U OHN WINN: In Myanmar the impact of rapid economic development, particularly in extractive industries, is a challenge for sustainable and efficient utilisation of non-renewable, natural resources and the environment. Although extractive industries contributed substantially to the rapid growth of the economy in recent years, we have been facing many challenges in relation to social and environmental issues. In this regard, strong institutions, clear environmental regulations and governance, law enforcement and social safeguards are undoubtedly required, along with social, economic and environment factors to achieve sustainable development. Therefore, Myanmar has been trying to be a Extractive Industries Transparency Initiative-compliant country to ensure transparency and accountability in natural resources exploitation and financial management.
What role do you anticipate small-scale mining will play in the development of the industry?
OHN WINN: The government is putting in place the policy, legal, procedural and governance instruments needed to achieve sustainable development in all sectors. Our government has already prioritised the environment as one of the seven strategies of its National Comprehensive Development Plan 2011-30, with a focus on environmental mainstreaming in the national policy and development agenda.
Small-scale mining can enhance the livelihood of rural people and will play a vital role in the sustainable development of the industry. However, the participation and effort of all stakeholders is needed to avoid negative social and environmental impacts. Thus, our ministry is shaping the small-scale mining industry to improve environmental management and sustainability by legalising small-scale mining; providing training and education assistance; contributing to community development; conducting regular inspections and checks; and ensuring the participation of all stakeholders. Given its important role in the sustainable development of industry, small-scale mining has to invest responsibly and in line with the existing legal frameworks, including the Environmental Conservation Law and the Forest Law.

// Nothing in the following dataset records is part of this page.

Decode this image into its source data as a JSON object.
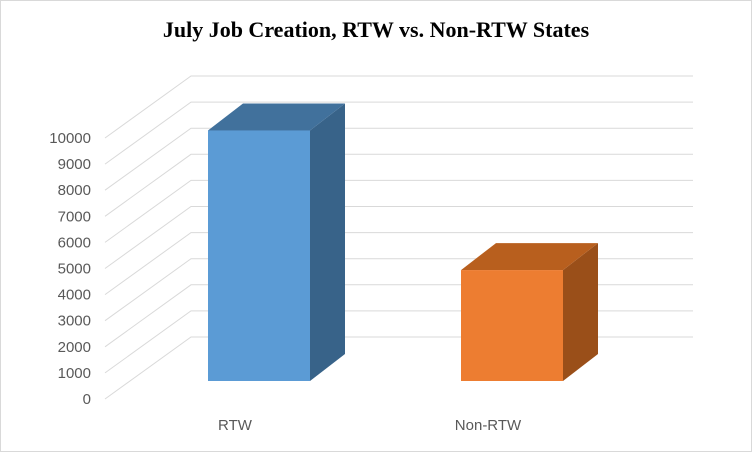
{
  "chart_data": {
    "type": "bar",
    "title": "July Job Creation,  RTW vs. Non-RTW  States",
    "categories": [
      "RTW",
      "Non-RTW"
    ],
    "values": [
      9600,
      4250
    ],
    "ylim": [
      0,
      10000
    ],
    "yticks": [
      0,
      1000,
      2000,
      3000,
      4000,
      5000,
      6000,
      7000,
      8000,
      9000,
      10000
    ],
    "xlabel": "",
    "ylabel": "",
    "grid": true,
    "style": "3d-column",
    "legend": "none",
    "colors": {
      "front": [
        "#5b9bd5",
        "#ed7d31"
      ],
      "top": [
        "#41719c",
        "#b85f1e"
      ],
      "side": [
        "#386389",
        "#9a4f19"
      ],
      "grid": "#d9d9d9",
      "text": "#595959"
    }
  }
}
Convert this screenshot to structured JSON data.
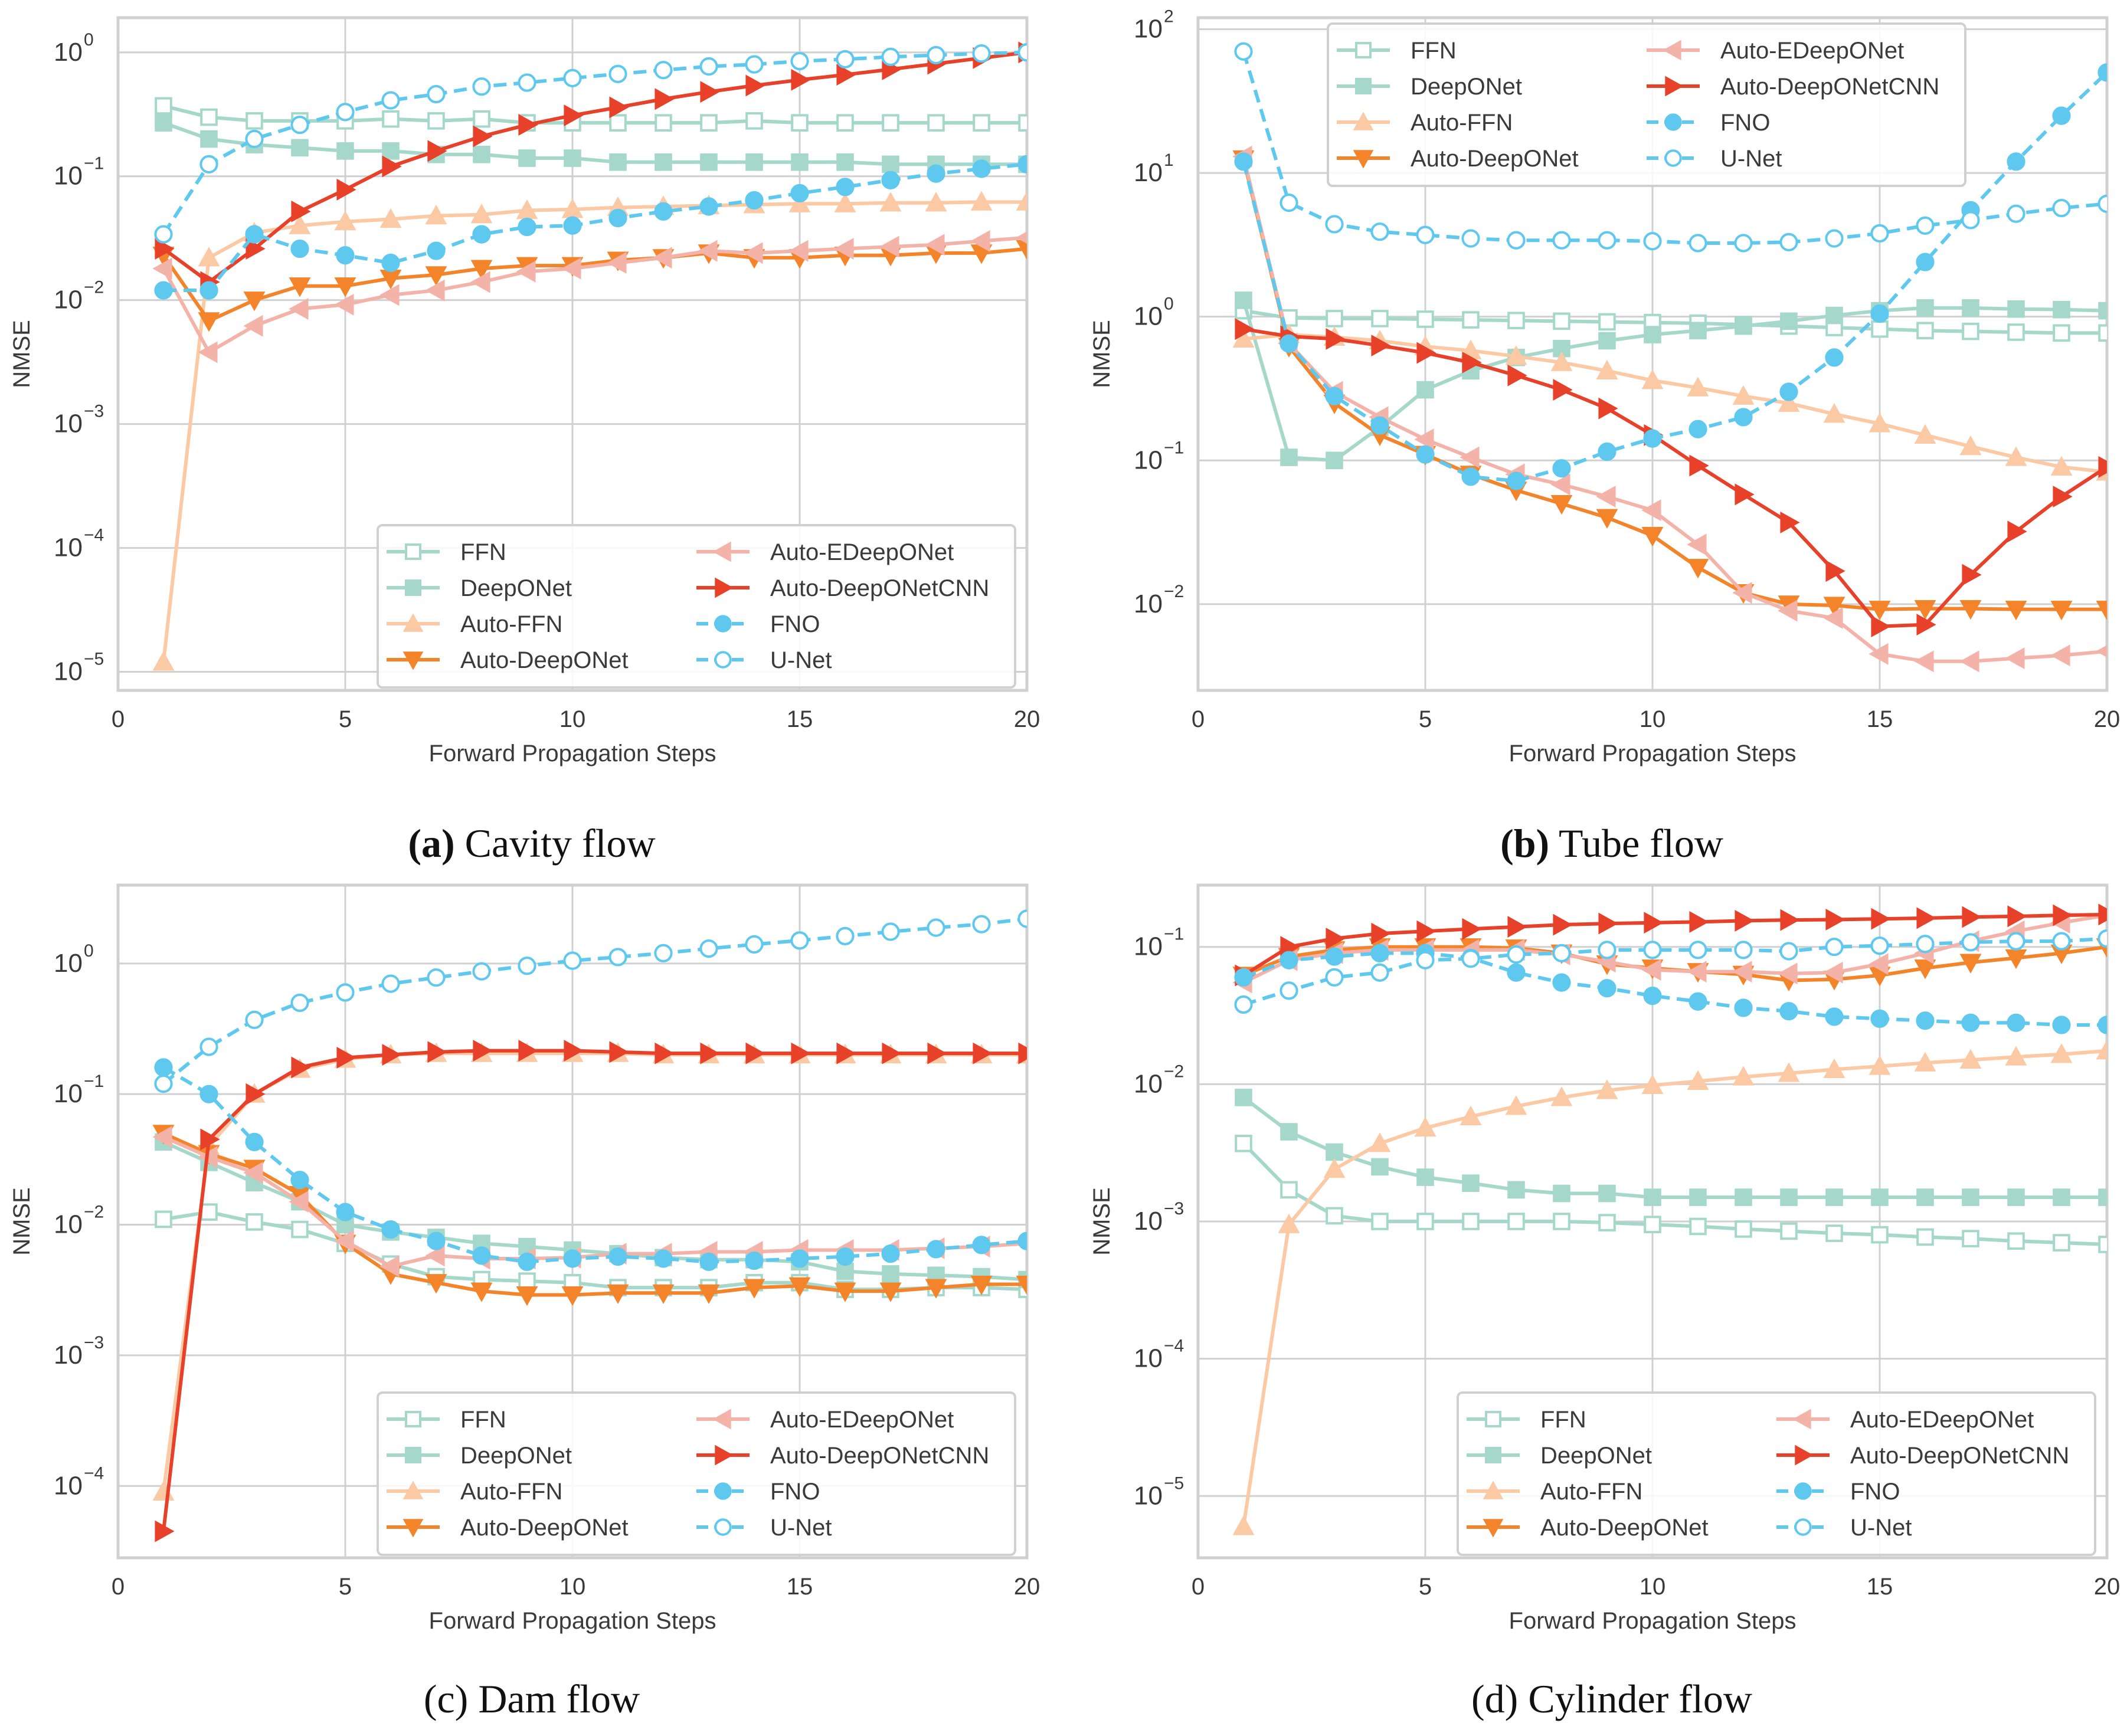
{
  "series_styles": [
    {
      "name": "FFN",
      "color": "#a5d8cb",
      "marker": "square-open",
      "dash": false
    },
    {
      "name": "DeepONet",
      "color": "#a5d8cb",
      "marker": "square",
      "dash": false
    },
    {
      "name": "Auto-FFN",
      "color": "#fcc9a5",
      "marker": "triangle-up",
      "dash": false
    },
    {
      "name": "Auto-DeepONet",
      "color": "#f4842a",
      "marker": "triangle-down",
      "dash": false
    },
    {
      "name": "Auto-EDeepONet",
      "color": "#f4b3a8",
      "marker": "triangle-left",
      "dash": false
    },
    {
      "name": "Auto-DeepONetCNN",
      "color": "#e8412a",
      "marker": "triangle-right",
      "dash": false
    },
    {
      "name": "FNO",
      "color": "#5ec8ee",
      "marker": "circle",
      "dash": true
    },
    {
      "name": "U-Net",
      "color": "#5ec8ee",
      "marker": "circle-open",
      "dash": true
    }
  ],
  "chart_data": [
    {
      "type": "line",
      "id": "a",
      "caption_label": "(a)",
      "caption_text": "Cavity flow",
      "title": "",
      "xlabel": "Forward Propagation Steps",
      "ylabel": "NMSE",
      "yscale": "log",
      "xlim": [
        0,
        20
      ],
      "ylim_exp": [
        -5.15,
        0.28
      ],
      "xticks": [
        0,
        5,
        10,
        15,
        20
      ],
      "yticks_exp": [
        -5,
        -4,
        -3,
        -2,
        -1,
        0
      ],
      "legend": "lower-right",
      "grid": true,
      "x": [
        1,
        2,
        3,
        4,
        5,
        6,
        7,
        8,
        9,
        10,
        11,
        12,
        13,
        14,
        15,
        16,
        17,
        18,
        19,
        20
      ],
      "series": [
        {
          "name": "FFN",
          "values": [
            0.37,
            0.3,
            0.28,
            0.28,
            0.28,
            0.29,
            0.28,
            0.29,
            0.27,
            0.27,
            0.27,
            0.27,
            0.27,
            0.28,
            0.27,
            0.27,
            0.27,
            0.27,
            0.27,
            0.27
          ]
        },
        {
          "name": "DeepONet",
          "values": [
            0.27,
            0.2,
            0.18,
            0.17,
            0.16,
            0.16,
            0.15,
            0.15,
            0.14,
            0.14,
            0.13,
            0.13,
            0.13,
            0.13,
            0.13,
            0.13,
            0.125,
            0.125,
            0.125,
            0.125
          ]
        },
        {
          "name": "Auto-FFN",
          "values": [
            1.2e-05,
            0.022,
            0.035,
            0.04,
            0.043,
            0.045,
            0.048,
            0.049,
            0.053,
            0.054,
            0.056,
            0.057,
            0.058,
            0.059,
            0.06,
            0.06,
            0.061,
            0.061,
            0.062,
            0.062
          ]
        },
        {
          "name": "Auto-DeepONet",
          "values": [
            0.023,
            0.0068,
            0.01,
            0.013,
            0.013,
            0.015,
            0.016,
            0.018,
            0.019,
            0.019,
            0.021,
            0.022,
            0.024,
            0.022,
            0.022,
            0.023,
            0.023,
            0.024,
            0.024,
            0.026
          ]
        },
        {
          "name": "Auto-EDeepONet",
          "values": [
            0.018,
            0.0038,
            0.0062,
            0.0085,
            0.0092,
            0.011,
            0.012,
            0.014,
            0.017,
            0.018,
            0.02,
            0.022,
            0.025,
            0.024,
            0.025,
            0.026,
            0.027,
            0.028,
            0.03,
            0.032
          ]
        },
        {
          "name": "Auto-DeepONetCNN",
          "values": [
            0.026,
            0.014,
            0.026,
            0.052,
            0.078,
            0.12,
            0.16,
            0.21,
            0.26,
            0.31,
            0.36,
            0.42,
            0.48,
            0.54,
            0.6,
            0.66,
            0.73,
            0.81,
            0.9,
            1.0
          ]
        },
        {
          "name": "FNO",
          "values": [
            0.012,
            0.012,
            0.034,
            0.026,
            0.023,
            0.02,
            0.025,
            0.034,
            0.039,
            0.04,
            0.046,
            0.052,
            0.057,
            0.064,
            0.073,
            0.082,
            0.093,
            0.105,
            0.115,
            0.125
          ]
        },
        {
          "name": "U-Net",
          "values": [
            0.034,
            0.125,
            0.2,
            0.26,
            0.33,
            0.41,
            0.46,
            0.53,
            0.57,
            0.62,
            0.67,
            0.72,
            0.77,
            0.8,
            0.85,
            0.88,
            0.92,
            0.95,
            0.98,
            1.0
          ]
        }
      ]
    },
    {
      "type": "line",
      "id": "b",
      "caption_label": "(b)",
      "caption_text": "Tube flow",
      "title": "",
      "xlabel": "Forward Propagation Steps",
      "ylabel": "NMSE",
      "yscale": "log",
      "xlim": [
        0,
        20
      ],
      "ylim_exp": [
        -2.6,
        2.08
      ],
      "xticks": [
        0,
        5,
        10,
        15,
        20
      ],
      "yticks_exp": [
        -2,
        -1,
        0,
        1,
        2
      ],
      "legend": "upper-center",
      "grid": true,
      "x": [
        1,
        2,
        3,
        4,
        5,
        6,
        7,
        8,
        9,
        10,
        11,
        12,
        13,
        14,
        15,
        16,
        17,
        18,
        19,
        20
      ],
      "series": [
        {
          "name": "FFN",
          "values": [
            1.1,
            0.98,
            0.97,
            0.97,
            0.96,
            0.95,
            0.94,
            0.93,
            0.92,
            0.91,
            0.9,
            0.88,
            0.86,
            0.84,
            0.82,
            0.8,
            0.79,
            0.78,
            0.77,
            0.77
          ]
        },
        {
          "name": "DeepONet",
          "values": [
            1.3,
            0.105,
            0.1,
            0.17,
            0.31,
            0.42,
            0.52,
            0.6,
            0.68,
            0.75,
            0.8,
            0.86,
            0.93,
            1.02,
            1.1,
            1.15,
            1.15,
            1.13,
            1.12,
            1.1
          ]
        },
        {
          "name": "Auto-FFN",
          "values": [
            0.7,
            0.75,
            0.72,
            0.68,
            0.62,
            0.58,
            0.53,
            0.48,
            0.42,
            0.36,
            0.32,
            0.28,
            0.25,
            0.21,
            0.18,
            0.15,
            0.125,
            0.105,
            0.09,
            0.083
          ]
        },
        {
          "name": "Auto-DeepONet",
          "values": [
            12.5,
            0.62,
            0.25,
            0.15,
            0.11,
            0.08,
            0.062,
            0.05,
            0.04,
            0.03,
            0.018,
            0.012,
            0.01,
            0.0098,
            0.0092,
            0.0093,
            0.0093,
            0.0092,
            0.0092,
            0.0092
          ]
        },
        {
          "name": "Auto-EDeepONet",
          "values": [
            13.0,
            0.65,
            0.3,
            0.2,
            0.14,
            0.105,
            0.08,
            0.068,
            0.056,
            0.045,
            0.026,
            0.012,
            0.009,
            0.008,
            0.0045,
            0.004,
            0.004,
            0.0042,
            0.0044,
            0.0047
          ]
        },
        {
          "name": "Auto-DeepONetCNN",
          "values": [
            0.82,
            0.73,
            0.7,
            0.63,
            0.56,
            0.48,
            0.39,
            0.31,
            0.23,
            0.15,
            0.092,
            0.058,
            0.037,
            0.017,
            0.007,
            0.0072,
            0.016,
            0.032,
            0.056,
            0.09
          ]
        },
        {
          "name": "FNO",
          "values": [
            12.0,
            0.65,
            0.28,
            0.175,
            0.11,
            0.077,
            0.072,
            0.088,
            0.115,
            0.142,
            0.165,
            0.2,
            0.3,
            0.52,
            1.05,
            2.4,
            5.5,
            12.0,
            25.0,
            50.0
          ]
        },
        {
          "name": "U-Net",
          "values": [
            70.0,
            6.2,
            4.4,
            3.9,
            3.7,
            3.5,
            3.4,
            3.4,
            3.4,
            3.35,
            3.25,
            3.25,
            3.3,
            3.5,
            3.8,
            4.3,
            4.7,
            5.2,
            5.7,
            6.1
          ]
        }
      ]
    },
    {
      "type": "line",
      "id": "c",
      "caption_label": "(c)",
      "caption_text": "Dam flow",
      "title": "",
      "xlabel": "Forward Propagation Steps",
      "ylabel": "NMSE",
      "yscale": "log",
      "xlim": [
        0,
        20
      ],
      "ylim_exp": [
        -4.55,
        0.6
      ],
      "xticks": [
        0,
        5,
        10,
        15,
        20
      ],
      "yticks_exp": [
        -4,
        -3,
        -2,
        -1,
        0
      ],
      "legend": "lower-right",
      "grid": true,
      "x": [
        1,
        2,
        3,
        4,
        5,
        6,
        7,
        8,
        9,
        10,
        11,
        12,
        13,
        14,
        15,
        16,
        17,
        18,
        19,
        20
      ],
      "series": [
        {
          "name": "FFN",
          "values": [
            0.011,
            0.0125,
            0.0105,
            0.0092,
            0.0072,
            0.005,
            0.004,
            0.0038,
            0.0037,
            0.0036,
            0.0033,
            0.0033,
            0.0033,
            0.0036,
            0.0036,
            0.0032,
            0.0032,
            0.0033,
            0.0033,
            0.0032
          ]
        },
        {
          "name": "DeepONet",
          "values": [
            0.043,
            0.03,
            0.021,
            0.015,
            0.01,
            0.0088,
            0.008,
            0.0072,
            0.0068,
            0.0064,
            0.006,
            0.0056,
            0.0054,
            0.0054,
            0.0052,
            0.0044,
            0.0042,
            0.0041,
            0.004,
            0.0038
          ]
        },
        {
          "name": "Auto-FFN",
          "values": [
            9e-05,
            0.04,
            0.1,
            0.155,
            0.185,
            0.2,
            0.205,
            0.205,
            0.205,
            0.205,
            0.205,
            0.2,
            0.2,
            0.2,
            0.2,
            0.2,
            0.2,
            0.2,
            0.2,
            0.2
          ]
        },
        {
          "name": "Auto-DeepONet",
          "values": [
            0.05,
            0.035,
            0.027,
            0.017,
            0.0072,
            0.0042,
            0.0036,
            0.0031,
            0.0029,
            0.0029,
            0.003,
            0.003,
            0.003,
            0.0033,
            0.0034,
            0.0031,
            0.0031,
            0.0033,
            0.0035,
            0.0035
          ]
        },
        {
          "name": "Auto-EDeepONet",
          "values": [
            0.047,
            0.033,
            0.025,
            0.015,
            0.0075,
            0.0048,
            0.0058,
            0.0055,
            0.0055,
            0.0056,
            0.006,
            0.006,
            0.0062,
            0.0062,
            0.0064,
            0.0064,
            0.0064,
            0.0066,
            0.0068,
            0.0072
          ]
        },
        {
          "name": "Auto-DeepONetCNN",
          "values": [
            4.5e-05,
            0.045,
            0.1,
            0.16,
            0.19,
            0.2,
            0.21,
            0.215,
            0.215,
            0.215,
            0.21,
            0.205,
            0.205,
            0.205,
            0.205,
            0.205,
            0.205,
            0.205,
            0.205,
            0.205
          ]
        },
        {
          "name": "FNO",
          "values": [
            0.16,
            0.1,
            0.043,
            0.022,
            0.0125,
            0.0092,
            0.0075,
            0.0058,
            0.0052,
            0.0055,
            0.0057,
            0.0055,
            0.0052,
            0.0053,
            0.0055,
            0.0057,
            0.006,
            0.0065,
            0.007,
            0.0075
          ]
        },
        {
          "name": "U-Net",
          "values": [
            0.12,
            0.23,
            0.37,
            0.5,
            0.6,
            0.7,
            0.78,
            0.87,
            0.96,
            1.05,
            1.12,
            1.2,
            1.3,
            1.4,
            1.5,
            1.62,
            1.75,
            1.88,
            2.0,
            2.2
          ]
        }
      ]
    },
    {
      "type": "line",
      "id": "d",
      "caption_label": "(d)",
      "caption_text": "Cylinder flow",
      "title": "",
      "xlabel": "Forward Propagation Steps",
      "ylabel": "NMSE",
      "yscale": "log",
      "xlim": [
        0,
        20
      ],
      "ylim_exp": [
        -5.45,
        -0.55
      ],
      "xticks": [
        0,
        5,
        10,
        15,
        20
      ],
      "yticks_exp": [
        -5,
        -4,
        -3,
        -2,
        -1
      ],
      "legend": "lower-right",
      "grid": true,
      "x": [
        1,
        2,
        3,
        4,
        5,
        6,
        7,
        8,
        9,
        10,
        11,
        12,
        13,
        14,
        15,
        16,
        17,
        18,
        19,
        20
      ],
      "series": [
        {
          "name": "FFN",
          "values": [
            0.0037,
            0.0017,
            0.0011,
            0.001,
            0.001,
            0.001,
            0.001,
            0.001,
            0.00098,
            0.00095,
            0.00092,
            0.00088,
            0.00085,
            0.00082,
            0.0008,
            0.00077,
            0.00075,
            0.00072,
            0.0007,
            0.00068
          ]
        },
        {
          "name": "DeepONet",
          "values": [
            0.008,
            0.0045,
            0.0032,
            0.0025,
            0.0021,
            0.0019,
            0.0017,
            0.0016,
            0.0016,
            0.0015,
            0.0015,
            0.0015,
            0.0015,
            0.0015,
            0.0015,
            0.0015,
            0.0015,
            0.0015,
            0.0015,
            0.0015
          ]
        },
        {
          "name": "Auto-FFN",
          "values": [
            6e-06,
            0.00095,
            0.0024,
            0.0037,
            0.0048,
            0.0058,
            0.0069,
            0.008,
            0.009,
            0.0098,
            0.0105,
            0.0113,
            0.012,
            0.0128,
            0.0135,
            0.0143,
            0.015,
            0.0158,
            0.0165,
            0.0175
          ]
        },
        {
          "name": "Auto-DeepONet",
          "values": [
            0.062,
            0.085,
            0.095,
            0.1,
            0.1,
            0.1,
            0.098,
            0.09,
            0.075,
            0.07,
            0.066,
            0.063,
            0.057,
            0.058,
            0.062,
            0.07,
            0.077,
            0.083,
            0.09,
            0.1
          ]
        },
        {
          "name": "Auto-EDeepONet",
          "values": [
            0.055,
            0.08,
            0.09,
            0.095,
            0.095,
            0.095,
            0.095,
            0.088,
            0.078,
            0.068,
            0.066,
            0.066,
            0.064,
            0.065,
            0.075,
            0.09,
            0.11,
            0.13,
            0.15,
            0.17
          ]
        },
        {
          "name": "Auto-DeepONetCNN",
          "values": [
            0.062,
            0.1,
            0.115,
            0.125,
            0.13,
            0.135,
            0.14,
            0.145,
            0.148,
            0.15,
            0.152,
            0.155,
            0.157,
            0.158,
            0.16,
            0.162,
            0.165,
            0.167,
            0.17,
            0.172
          ]
        },
        {
          "name": "FNO",
          "values": [
            0.06,
            0.08,
            0.085,
            0.09,
            0.09,
            0.083,
            0.065,
            0.055,
            0.05,
            0.044,
            0.04,
            0.036,
            0.034,
            0.031,
            0.03,
            0.029,
            0.028,
            0.028,
            0.027,
            0.027
          ]
        },
        {
          "name": "U-Net",
          "values": [
            0.038,
            0.048,
            0.06,
            0.065,
            0.08,
            0.082,
            0.088,
            0.09,
            0.095,
            0.095,
            0.095,
            0.095,
            0.093,
            0.1,
            0.102,
            0.105,
            0.108,
            0.11,
            0.11,
            0.115
          ]
        }
      ]
    }
  ]
}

In your opinion, how have foreign investors reacted to the amended mining laws?
OHN WINN: The amendments clearly mention that foreigners can invest in production-sharing contracts, profit-sharing contracts and equity sharing. Therefore, the amended mining laws are more attractive to foreign investors than before.
Based on the Myanmar Mines Law, the Myanmar Mines Rules will be implemented as a follow-up action. After the completion of the specified legislation, foreign investors in the mining sector will have a more streamlined entry procedure and clearer roadmap, in line with international practices in the field of exploration and mining.
What measures is the ministry taking to address illegal logging activity?
OHN WINN: The Forest Department has taken several measures to combat illegal timber. Law enforcement is fundamental in combatting illegal logging, and we are trying to strengthen this in accordance with existing policies, laws and regulations. Another concerted effort is curbing the tracts and pathways along border areas, waterways, roads and illegal logging hotspots by forestry staff and a task force including the army, police, Customs, and local authorities and communities. To reduce illegal logging activity we must also try to fulfil domestic timber demand through various programmes. Lastly, we must organise a series of forestry extension and environmental education activities to increase public awareness.